Weltweit Beachtung fand, dass ein deutsches Staatsoberhaupt den 8. Mai 1945 als "Tag der Befreiung" bezeichnete: "Er hat uns alle befreit von dem menschenverachtenden System der nationalsozialistischen Gewaltherrschaft." Damit hob sich der Bundespräsident klar vom Denken der Nachkriegszeit ab. Zwei Millionen Exemplare des Redemanuskripts wurden wegen der hohen Nachfrage im Anschluss gedruckt. Es wurde in 13 Sprachen übersetzt. Israel lud Weizsäcker daraufhin zum ersten Staatsbesuch eines Bundespräsidenten in das Land ein.
Wie Innenminister Wolfgang Schäuble die Wende für Berlin beschwor
Ein parlamentarisches Kunststück ganz anderer Art gelang Wolfgang Schäuble am 20. Juni 1991. Die Abgeordneten des Bundestages sollten endlich einen Schlusspunkt unter die schon ein Jahr dauernde Diskussion um den künftigen Sitz von Regierung und Parlament des wiedervereinigten Deutschland setzen: Bonn oder Berlin? "Jeder wollte sich zu diesem emotional umkämpften Thema äußern", erinnerte sich Wolfgang Thierse (SPD), später selbst Bundestagspräsident. Zwei Stunden dauerte die Debatte schon, als Bundesinnenminister Wolfgang Schäuble (CDU) ans Rednerpult kam, sein Manuskript zur Seite legte und die Parlamentarier an Folgendes erinnerte: "Teilen heißt, die Veränderungen miteinander zu tragen, die sich durch die deutsche Einheit ergeben. Es kann auch in den 'alten' Ländern nicht alles so bleiben, wie es war, auch nicht in Bonn und im Rheinland." In 40 Jahren habe niemand Zweifel gehabt, dass bei einer Einheit Deutschlands Parlament und Regierung ihren Sitz wieder in Berlin haben werden. Deshalb sei es nun eine Frage der Glaubwürdigkeit, dies auch umzusetzen, sagte Schäuble. Die Rede wurden von Beobachtern als Wendepunkt der Debatte betrachtet: Nach 12 Stunden und mit nur 18 Stimmen Vorsprung entschied sich der Bundestag damals für Berlin.

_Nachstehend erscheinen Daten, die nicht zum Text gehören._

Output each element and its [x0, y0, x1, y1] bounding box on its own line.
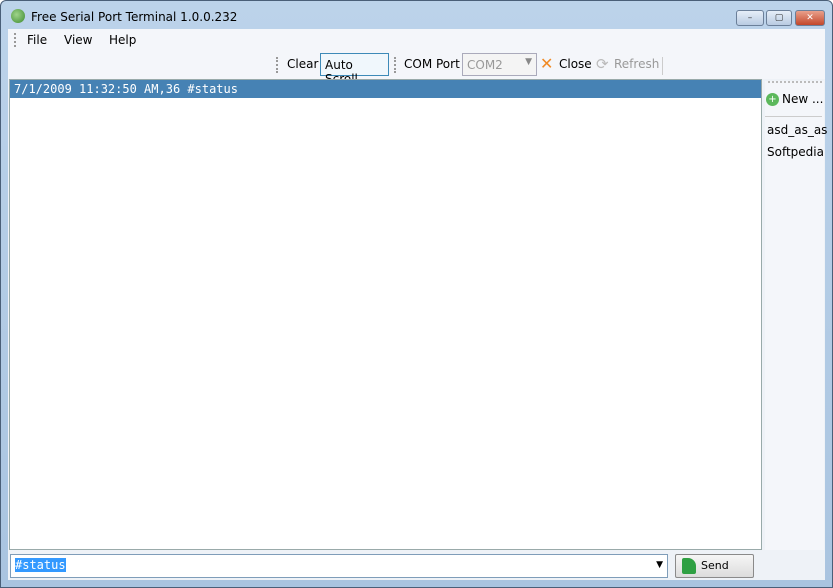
client-area: File View Help Clear Auto Scroll COM Por…	[8, 29, 827, 580]
close-x-icon: ✕	[540, 54, 554, 73]
menu-bar: File View Help	[8, 29, 825, 51]
chevron-down-icon: ▼	[525, 57, 532, 67]
minimize-button[interactable]: –	[736, 10, 764, 26]
toolbar-divider	[662, 57, 663, 75]
send-label: Send	[701, 559, 729, 572]
send-button[interactable]: Send	[675, 554, 754, 578]
window-title: Free Serial Port Terminal 1.0.0.232	[31, 10, 238, 24]
close-port-button[interactable]: Close	[559, 57, 592, 71]
sidebar-divider	[765, 116, 822, 117]
command-sidebar: + New ... asd_as_as Softpedia	[765, 81, 827, 550]
maximize-button[interactable]: ▢	[766, 10, 792, 26]
send-arrow-icon	[682, 558, 696, 574]
plus-icon: +	[766, 93, 779, 106]
toolbar-separator	[394, 57, 396, 73]
send-bar: #status ▼ Send	[8, 550, 825, 580]
menu-help[interactable]: Help	[109, 33, 136, 47]
sidebar-item[interactable]: Softpedia	[767, 145, 824, 159]
command-input[interactable]: #status ▼	[10, 554, 668, 578]
refresh-button[interactable]: Refresh	[614, 57, 659, 71]
new-command-button[interactable]: New ...	[782, 92, 823, 106]
toolbar: Clear Auto Scroll COM Port COM2 ▼ ✕ Close…	[8, 51, 825, 86]
log-line[interactable]: 7/1/2009 11:32:50 AM,36 #status	[10, 80, 761, 98]
menu-grip	[14, 33, 16, 47]
com-port-select[interactable]: COM2 ▼	[462, 53, 537, 76]
chevron-down-icon[interactable]: ▼	[656, 560, 663, 570]
title-bar: Free Serial Port Terminal 1.0.0.232 – ▢ …	[1, 1, 832, 29]
sidebar-grip	[768, 81, 822, 83]
auto-scroll-button[interactable]: Auto Scroll	[320, 53, 389, 86]
menu-file[interactable]: File	[27, 33, 47, 47]
com-port-label: COM Port	[404, 57, 460, 71]
clear-button[interactable]: Clear	[287, 57, 318, 71]
refresh-icon: ⟳	[596, 55, 609, 73]
com-port-value: COM2	[467, 58, 503, 72]
app-icon	[11, 9, 25, 23]
command-input-value: #status	[15, 558, 66, 572]
main-window: Free Serial Port Terminal 1.0.0.232 – ▢ …	[0, 0, 833, 588]
toolbar-grip	[276, 57, 278, 73]
sidebar-item[interactable]: asd_as_as	[767, 123, 827, 137]
close-window-button[interactable]: ✕	[795, 10, 825, 26]
terminal-log[interactable]: 7/1/2009 11:32:50 AM,36 #status	[9, 79, 762, 550]
menu-view[interactable]: View	[64, 33, 92, 47]
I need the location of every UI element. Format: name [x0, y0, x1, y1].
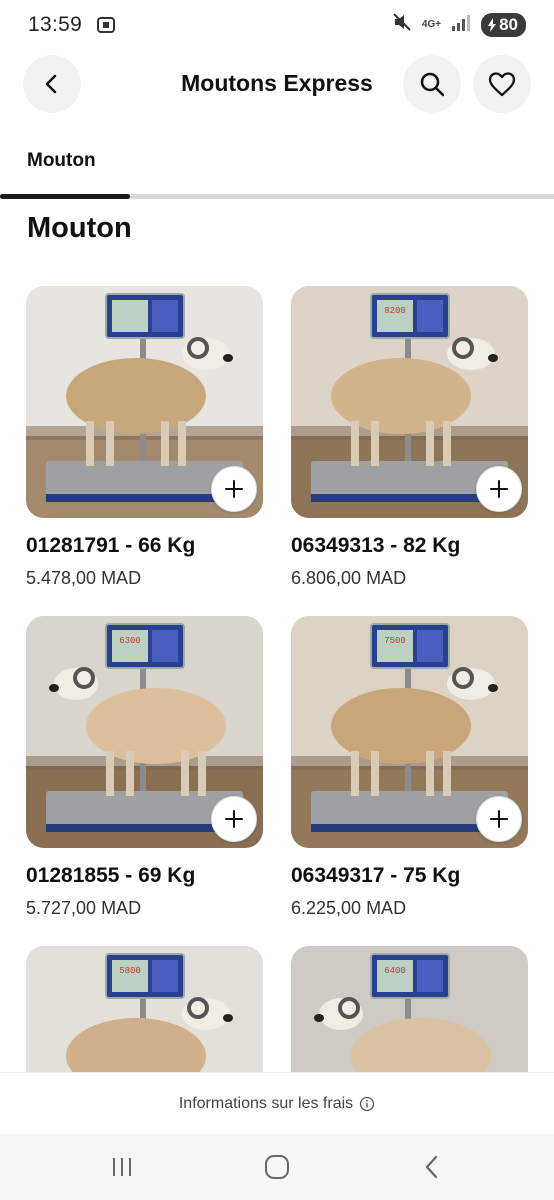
product-card[interactable]: 7500 06349317 - 75 Kg 6.225,00 MAD	[291, 616, 528, 919]
signal-icon	[451, 13, 471, 37]
product-image[interactable]	[26, 286, 263, 518]
back-icon	[425, 1155, 438, 1179]
product-price: 5.727,00 MAD	[26, 898, 142, 918]
product-price: 6.225,00 MAD	[291, 898, 407, 918]
status-time: 13:59	[28, 13, 83, 36]
fees-info-bar[interactable]: Informations sur les frais	[0, 1072, 554, 1134]
section-title: Mouton	[27, 212, 132, 244]
battery-indicator: 80	[481, 13, 526, 37]
product-price: 6.806,00 MAD	[291, 568, 407, 588]
screenshot-icon	[96, 15, 116, 35]
plus-icon	[490, 810, 508, 828]
product-name[interactable]: 06349313 - 82 Kg	[291, 534, 528, 558]
heart-icon	[488, 72, 516, 97]
status-right: 4G+ 80	[392, 12, 526, 38]
app-header: Moutons Express	[0, 52, 554, 116]
product-card[interactable]: 6300 01281855 - 69 Kg 5.727,00 MAD	[26, 616, 263, 919]
category-tabs: Mouton	[0, 128, 554, 200]
svg-text:5800: 5800	[119, 966, 141, 976]
charging-icon	[488, 18, 497, 32]
product-card[interactable]: 01281791 - 66 Kg 5.478,00 MAD	[26, 286, 263, 589]
home-icon	[265, 1155, 289, 1179]
svg-text:6400: 6400	[384, 966, 406, 976]
svg-text:6300: 6300	[119, 636, 141, 646]
recent-apps-icon	[113, 1158, 131, 1176]
product-name[interactable]: 01281855 - 69 Kg	[26, 864, 263, 888]
product-name[interactable]: 01281791 - 66 Kg	[26, 534, 263, 558]
battery-level: 80	[499, 15, 518, 34]
page-title: Moutons Express	[181, 70, 373, 96]
product-card[interactable]: 8200 06349313 - 82 Kg 6.806,00 MAD	[291, 286, 528, 589]
product-image[interactable]: 7500	[291, 616, 528, 848]
product-name[interactable]: 06349317 - 75 Kg	[291, 864, 528, 888]
search-icon	[420, 72, 445, 97]
search-button[interactable]	[403, 55, 461, 113]
favorite-button[interactable]	[473, 55, 531, 113]
info-icon	[359, 1096, 375, 1111]
add-to-cart-button[interactable]	[211, 796, 257, 842]
tab-indicator	[0, 194, 130, 199]
recent-apps-button[interactable]	[102, 1150, 142, 1184]
product-price: 5.478,00 MAD	[26, 568, 142, 588]
status-bar: 13:59 4G+ 80	[0, 0, 554, 50]
system-back-button[interactable]	[412, 1150, 452, 1184]
add-to-cart-button[interactable]	[211, 466, 257, 512]
add-to-cart-button[interactable]	[476, 796, 522, 842]
add-to-cart-button[interactable]	[476, 466, 522, 512]
home-button[interactable]	[257, 1150, 297, 1184]
product-image[interactable]: 8200	[291, 286, 528, 518]
plus-icon	[225, 480, 243, 498]
product-image[interactable]: 6300	[26, 616, 263, 848]
mute-icon	[392, 12, 412, 38]
plus-icon	[225, 810, 243, 828]
network-type: 4G+	[421, 19, 442, 30]
svg-text:7500: 7500	[384, 636, 406, 646]
tab-mouton[interactable]: Mouton	[27, 150, 96, 172]
svg-text:8200: 8200	[384, 306, 406, 316]
plus-icon	[490, 480, 508, 498]
system-nav-bar	[0, 1134, 554, 1200]
fees-info-label: Informations sur les frais	[178, 1094, 354, 1112]
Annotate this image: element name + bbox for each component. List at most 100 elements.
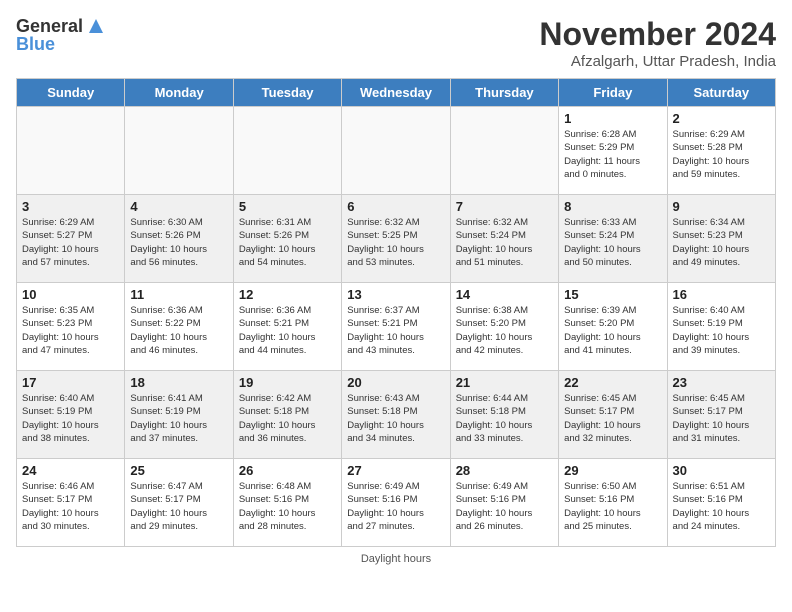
logo-blue-text: Blue xyxy=(16,34,107,56)
cell-info: Sunrise: 6:41 AMSunset: 5:19 PMDaylight:… xyxy=(130,392,227,445)
day-header-thursday: Thursday xyxy=(450,79,558,107)
calendar-header-row: SundayMondayTuesdayWednesdayThursdayFrid… xyxy=(17,79,776,107)
cell-info: Sunrise: 6:42 AMSunset: 5:18 PMDaylight:… xyxy=(239,392,336,445)
day-header-friday: Friday xyxy=(559,79,667,107)
day-number: 28 xyxy=(456,463,553,478)
day-number: 19 xyxy=(239,375,336,390)
calendar-cell: 17 Sunrise: 6:40 AMSunset: 5:19 PMDayligh… xyxy=(17,371,125,459)
calendar-cell: 11 Sunrise: 6:36 AMSunset: 5:22 PMDayligh… xyxy=(125,283,233,371)
cell-info: Sunrise: 6:38 AMSunset: 5:20 PMDaylight:… xyxy=(456,304,553,357)
cell-info: Sunrise: 6:40 AMSunset: 5:19 PMDaylight:… xyxy=(22,392,119,445)
day-number: 18 xyxy=(130,375,227,390)
calendar-cell: 28Sunrise: 6:49 AMSunset: 5:16 PMDayligh… xyxy=(450,459,558,547)
calendar-cell: 26Sunrise: 6:48 AMSunset: 5:16 PMDayligh… xyxy=(233,459,341,547)
calendar-cell: 2 Sunrise: 6:29 AMSunset: 5:28 PMDaylight… xyxy=(667,107,775,195)
day-number: 7 xyxy=(456,199,553,214)
cell-info: Sunrise: 6:32 AMSunset: 5:25 PMDaylight:… xyxy=(347,216,444,269)
day-header-monday: Monday xyxy=(125,79,233,107)
calendar-week-5: 24Sunrise: 6:46 AMSunset: 5:17 PMDayligh… xyxy=(17,459,776,547)
day-number: 16 xyxy=(673,287,770,302)
cell-info: Sunrise: 6:36 AMSunset: 5:22 PMDaylight:… xyxy=(130,304,227,357)
cell-info: Sunrise: 6:45 AMSunset: 5:17 PMDaylight:… xyxy=(673,392,770,445)
day-number: 11 xyxy=(130,287,227,302)
calendar-cell: 9Sunrise: 6:34 AMSunset: 5:23 PMDaylight… xyxy=(667,195,775,283)
day-number: 9 xyxy=(673,199,770,214)
calendar-cell xyxy=(233,107,341,195)
day-header-saturday: Saturday xyxy=(667,79,775,107)
day-number: 29 xyxy=(564,463,661,478)
cell-info: Sunrise: 6:44 AMSunset: 5:18 PMDaylight:… xyxy=(456,392,553,445)
daylight-note: Daylight hours xyxy=(361,553,431,565)
cell-info: Sunrise: 6:36 AMSunset: 5:21 PMDaylight:… xyxy=(239,304,336,357)
day-number: 3 xyxy=(22,199,119,214)
calendar-cell: 18 Sunrise: 6:41 AMSunset: 5:19 PMDayligh… xyxy=(125,371,233,459)
cell-info: Sunrise: 6:32 AMSunset: 5:24 PMDaylight:… xyxy=(456,216,553,269)
cell-info: Sunrise: 6:30 AMSunset: 5:26 PMDaylight:… xyxy=(130,216,227,269)
day-number: 24 xyxy=(22,463,119,478)
cell-info: Sunrise: 6:29 AMSunset: 5:27 PMDaylight:… xyxy=(22,216,119,269)
cell-info: Sunrise: 6:37 AMSunset: 5:21 PMDaylight:… xyxy=(347,304,444,357)
calendar-cell: 6 Sunrise: 6:32 AMSunset: 5:25 PMDaylight… xyxy=(342,195,450,283)
cell-info: Sunrise: 6:29 AMSunset: 5:28 PMDaylight:… xyxy=(673,128,770,181)
calendar-cell: 19 Sunrise: 6:42 AMSunset: 5:18 PMDayligh… xyxy=(233,371,341,459)
calendar-cell: 14 Sunrise: 6:38 AMSunset: 5:20 PMDayligh… xyxy=(450,283,558,371)
title-block: November 2024 Afzalgarh, Uttar Pradesh, … xyxy=(539,16,776,70)
calendar-cell: 23 Sunrise: 6:45 AMSunset: 5:17 PMDayligh… xyxy=(667,371,775,459)
calendar-body: 1 Sunrise: 6:28 AMSunset: 5:29 PMDaylight… xyxy=(17,107,776,547)
calendar-cell: 30 Sunrise: 6:51 AMSunset: 5:16 PMDayligh… xyxy=(667,459,775,547)
calendar-week-4: 17 Sunrise: 6:40 AMSunset: 5:19 PMDayligh… xyxy=(17,371,776,459)
day-number: 26 xyxy=(239,463,336,478)
calendar-cell: 10Sunrise: 6:35 AMSunset: 5:23 PMDayligh… xyxy=(17,283,125,371)
calendar-cell xyxy=(17,107,125,195)
calendar-week-3: 10Sunrise: 6:35 AMSunset: 5:23 PMDayligh… xyxy=(17,283,776,371)
cell-info: Sunrise: 6:47 AMSunset: 5:17 PMDaylight:… xyxy=(130,480,227,533)
calendar-week-2: 3 Sunrise: 6:29 AMSunset: 5:27 PMDaylight… xyxy=(17,195,776,283)
day-header-wednesday: Wednesday xyxy=(342,79,450,107)
day-number: 12 xyxy=(239,287,336,302)
calendar-title: November 2024 xyxy=(539,16,776,53)
cell-info: Sunrise: 6:51 AMSunset: 5:16 PMDaylight:… xyxy=(673,480,770,533)
cell-info: Sunrise: 6:40 AMSunset: 5:19 PMDaylight:… xyxy=(673,304,770,357)
calendar-cell xyxy=(342,107,450,195)
calendar-cell: 8 Sunrise: 6:33 AMSunset: 5:24 PMDaylight… xyxy=(559,195,667,283)
calendar-cell: 22 Sunrise: 6:45 AMSunset: 5:17 PMDayligh… xyxy=(559,371,667,459)
cell-info: Sunrise: 6:31 AMSunset: 5:26 PMDaylight:… xyxy=(239,216,336,269)
cell-info: Sunrise: 6:35 AMSunset: 5:23 PMDaylight:… xyxy=(22,304,119,357)
day-number: 5 xyxy=(239,199,336,214)
day-number: 14 xyxy=(456,287,553,302)
logo: General Blue xyxy=(16,16,107,55)
calendar-cell: 27Sunrise: 6:49 AMSunset: 5:16 PMDayligh… xyxy=(342,459,450,547)
cell-info: Sunrise: 6:39 AMSunset: 5:20 PMDaylight:… xyxy=(564,304,661,357)
day-header-tuesday: Tuesday xyxy=(233,79,341,107)
calendar-cell: 20Sunrise: 6:43 AMSunset: 5:18 PMDayligh… xyxy=(342,371,450,459)
day-number: 8 xyxy=(564,199,661,214)
calendar-subtitle: Afzalgarh, Uttar Pradesh, India xyxy=(539,53,776,70)
cell-info: Sunrise: 6:49 AMSunset: 5:16 PMDaylight:… xyxy=(347,480,444,533)
day-number: 30 xyxy=(673,463,770,478)
day-number: 23 xyxy=(673,375,770,390)
day-number: 1 xyxy=(564,111,661,126)
calendar-cell xyxy=(450,107,558,195)
day-number: 2 xyxy=(673,111,770,126)
day-number: 21 xyxy=(456,375,553,390)
calendar-cell xyxy=(125,107,233,195)
calendar-cell: 21 Sunrise: 6:44 AMSunset: 5:18 PMDayligh… xyxy=(450,371,558,459)
calendar-week-1: 1 Sunrise: 6:28 AMSunset: 5:29 PMDaylight… xyxy=(17,107,776,195)
calendar-cell: 7 Sunrise: 6:32 AMSunset: 5:24 PMDaylight… xyxy=(450,195,558,283)
day-number: 22 xyxy=(564,375,661,390)
cell-info: Sunrise: 6:43 AMSunset: 5:18 PMDaylight:… xyxy=(347,392,444,445)
cell-info: Sunrise: 6:45 AMSunset: 5:17 PMDaylight:… xyxy=(564,392,661,445)
footer-note: Daylight hours xyxy=(16,553,776,565)
calendar-cell: 3 Sunrise: 6:29 AMSunset: 5:27 PMDaylight… xyxy=(17,195,125,283)
day-number: 4 xyxy=(130,199,227,214)
day-number: 17 xyxy=(22,375,119,390)
cell-info: Sunrise: 6:28 AMSunset: 5:29 PMDaylight:… xyxy=(564,128,661,181)
day-number: 6 xyxy=(347,199,444,214)
day-number: 25 xyxy=(130,463,227,478)
calendar-cell: 25 Sunrise: 6:47 AMSunset: 5:17 PMDayligh… xyxy=(125,459,233,547)
day-header-sunday: Sunday xyxy=(17,79,125,107)
calendar-cell: 5 Sunrise: 6:31 AMSunset: 5:26 PMDaylight… xyxy=(233,195,341,283)
header: General Blue November 2024 Afzalgarh, Ut… xyxy=(16,16,776,70)
calendar-cell: 4 Sunrise: 6:30 AMSunset: 5:26 PMDaylight… xyxy=(125,195,233,283)
cell-info: Sunrise: 6:33 AMSunset: 5:24 PMDaylight:… xyxy=(564,216,661,269)
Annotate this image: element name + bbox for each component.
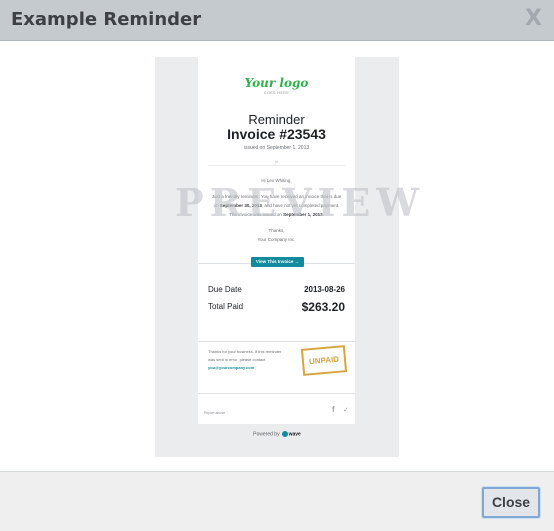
dialog-title: Example Reminder: [11, 9, 202, 30]
dialog-footer: Close: [0, 471, 554, 531]
reminder-preview: Your logo GOES HERE Reminder Invoice #23…: [155, 57, 419, 457]
report-abuse-link[interactable]: Report abuse: [204, 411, 225, 415]
powered-by: Powered by wave: [253, 431, 301, 438]
dialog-header: Example Reminder X: [0, 0, 554, 41]
logo-placeholder: Your logo: [244, 76, 309, 90]
unpaid-stamp: UNPAID: [300, 345, 348, 376]
facebook-icon[interactable]: f: [332, 405, 335, 414]
view-invoice-button[interactable]: View This Invoice →: [251, 257, 304, 267]
footer-note: Thanks for your business. If this remind…: [208, 349, 282, 370]
thanks-text: Thanks,: [268, 228, 285, 233]
total-paid-label: Total Paid: [208, 302, 244, 311]
wave-logo-icon: [281, 431, 288, 437]
divider: [198, 341, 355, 342]
of-marker: of: [274, 159, 279, 164]
contact-email-link[interactable]: you@yourcompany.com: [208, 365, 254, 370]
company-name: Your Company Inc.: [257, 237, 296, 242]
close-x-icon[interactable]: X: [525, 6, 542, 31]
divider: [198, 393, 355, 394]
reminder-heading: Reminder: [248, 112, 305, 127]
dialog-body: Your logo GOES HERE Reminder Invoice #23…: [0, 41, 554, 471]
close-button[interactable]: Close: [482, 487, 540, 518]
logo-subtext: GOES HERE: [263, 91, 290, 95]
divider: [208, 165, 345, 166]
invoice-title: Invoice #23543: [227, 126, 326, 142]
issued-date: issued on September 1, 2013: [243, 145, 310, 151]
email-card: Your logo GOES HERE Reminder Invoice #23…: [198, 57, 355, 424]
greeting: Hi Lex Whiting,: [261, 178, 292, 183]
total-paid-value: $263.20: [301, 300, 345, 314]
due-date-label: Due Date: [208, 285, 242, 294]
twitter-icon[interactable]: ✓: [343, 406, 349, 414]
due-date-value: 2013-08-26: [304, 285, 345, 294]
reminder-message: Just a friendly reminder: You have recei…: [211, 194, 342, 217]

Unter der Reichstagskuppel zeigt sich aber auch: Man muss gar kein begnadeter Redner sein, um historische Begriffe zu kreieren. Es reicht, zur richtigen Zeit die richtigen Worte zu finden, so wie es Bundeskanzler Olaf Scholz mit seiner "Zeitenwende"-Rede nach dem russischen Überfall auf die Ukraine im Februar 2022 offenbar gelungen ist.